Of course, several factors must be considered: the acuity of the patients’ conditions and the type of nursing unit. For example, the level of care required in an ICU is higher than in a med/surg unit, so the staffing ratio for ICUs is 2:1 whereas for med/surg it’s 5:1. And, of course, when there is a pandemic everything is impacted.
Alas, as highlighted in National Nurse, the quarterly publication of National Nurses United, the Covid pandemic is driving us in the other direction.

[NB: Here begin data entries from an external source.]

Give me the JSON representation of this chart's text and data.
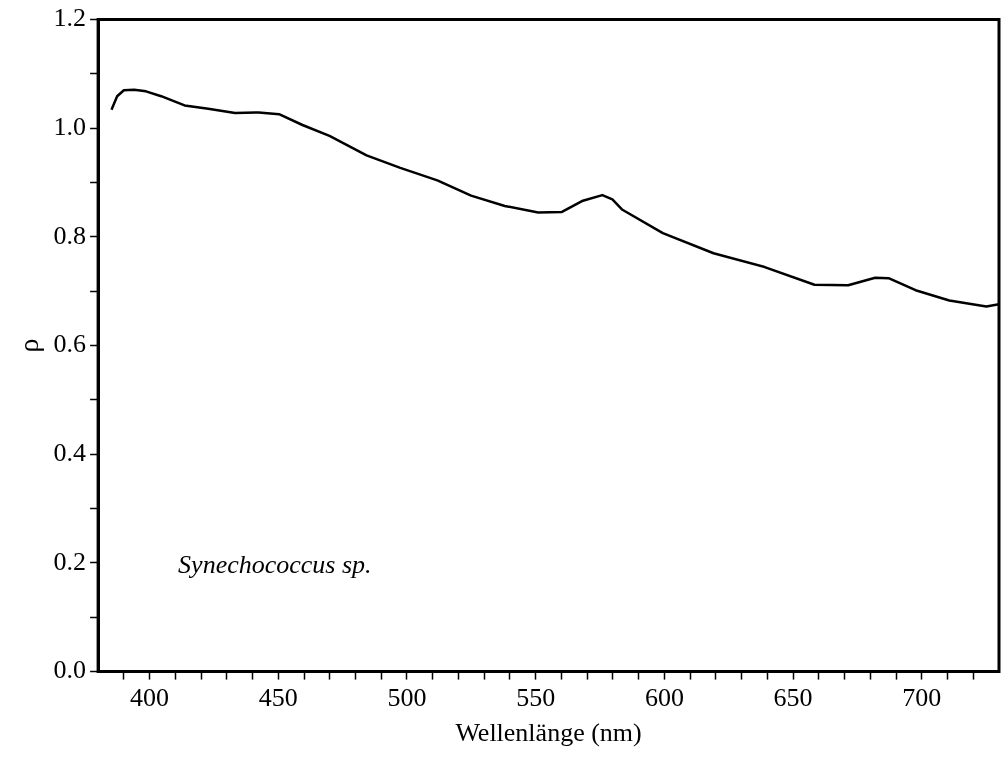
{
  "chart_data": {
    "type": "line",
    "xlabel": "Wellenlänge (nm)",
    "ylabel": "ρ",
    "annotations": [
      "Synechococcus sp."
    ],
    "xlim": [
      380,
      730
    ],
    "ylim": [
      0,
      1.2
    ],
    "xticks": [
      {
        "value": 390,
        "label": null
      },
      400,
      {
        "value": 410,
        "label": null
      },
      {
        "value": 420,
        "label": null
      },
      {
        "value": 430,
        "label": null
      },
      {
        "value": 440,
        "label": null
      },
      450,
      {
        "value": 460,
        "label": null
      },
      {
        "value": 470,
        "label": null
      },
      {
        "value": 480,
        "label": null
      },
      {
        "value": 490,
        "label": null
      },
      500,
      {
        "value": 510,
        "label": null
      },
      {
        "value": 520,
        "label": null
      },
      {
        "value": 530,
        "label": null
      },
      {
        "value": 540,
        "label": null
      },
      550,
      {
        "value": 560,
        "label": null
      },
      {
        "value": 570,
        "label": null
      },
      {
        "value": 580,
        "label": null
      },
      {
        "value": 590,
        "label": null
      },
      600,
      {
        "value": 610,
        "label": null
      },
      {
        "value": 620,
        "label": null
      },
      {
        "value": 630,
        "label": null
      },
      {
        "value": 640,
        "label": null
      },
      650,
      {
        "value": 660,
        "label": null
      },
      {
        "value": 670,
        "label": null
      },
      {
        "value": 680,
        "label": null
      },
      {
        "value": 690,
        "label": null
      },
      700,
      {
        "value": 710,
        "label": null
      },
      {
        "value": 720,
        "label": null
      }
    ],
    "yticks": [
      {
        "value": 0,
        "label": "0.0"
      },
      {
        "value": 0.1,
        "label": null
      },
      0.2,
      {
        "value": 0.3,
        "label": null
      },
      0.4,
      {
        "value": 0.5,
        "label": null
      },
      0.6,
      {
        "value": 0.7,
        "label": null
      },
      0.8,
      {
        "value": 0.9,
        "label": null
      },
      {
        "value": 1,
        "label": "1.0"
      },
      {
        "value": 1.1,
        "label": null
      },
      1.2
    ],
    "series": [
      {
        "color": "#000000",
        "x": [
          385.2,
          387.4,
          390,
          394,
          398.6,
          404.5,
          413.6,
          422.8,
          433.2,
          442.4,
          450.3,
          459.4,
          469.9,
          484.3,
          497.4,
          511.8,
          524.9,
          538,
          551,
          560.2,
          568,
          575.9,
          579.8,
          583.7,
          599.4,
          619.1,
          638.7,
          658.3,
          671.4,
          681.9,
          687.1,
          697.6,
          710.7,
          725.1,
          730
        ],
        "values": [
          1.034,
          1.059,
          1.07,
          1.071,
          1.068,
          1.059,
          1.042,
          1.036,
          1.028,
          1.029,
          1.026,
          1.006,
          0.986,
          0.95,
          0.927,
          0.904,
          0.876,
          0.857,
          0.845,
          0.846,
          0.866,
          0.877,
          0.869,
          0.85,
          0.807,
          0.77,
          0.745,
          0.712,
          0.711,
          0.725,
          0.724,
          0.702,
          0.683,
          0.672,
          0.676
        ]
      }
    ]
  }
}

It is the classic struggle between payroll costs and quality of care.
“The California Department of Public Health (CDPH) handed hospitals a gift: permission to violate the State’s RN-to-patient safe staffing law. Under ‘expedited waivers’, hospitals can, upon mere submission of the form, increase the workload in intensive care units to 1:3, in step-down to 1:4, in ERs and telemetry to 1:6, and in medical-surgical to 1:7.”
With the pandemic, both patient admissions and acuities have risen. Nonetheless, some hospitals have actually laid off some nursing staff. As a result we are, NNU says, “…overworked and exhausted.” Is the culprit the pandemic or the opportunism of hospital management?
There are two sides to every story but I can say for certain that even in normal times, as a med-surg nurse I was at the limit of what I could do to deliver top-quality care for five patients. Today, with the added burdens of sicker patients and PPE, seven would stretch me beyond the breaking point. Something’s got to give… Let it not be our patients’ health and lives.
Who’s to blame? No one; we just serve different constituencies. Nurses serve patients; hospital management serves patients, too, but also shareholders.
Recent news is good: on Feb. 1, the California department of Public Health (CDPH) reversed itself on waivers of safe staffing ratios. That is, it no longer permits hospitals to increase nurse staffing ratios. We can resume delivering top-quality care — that’s why we are nurses!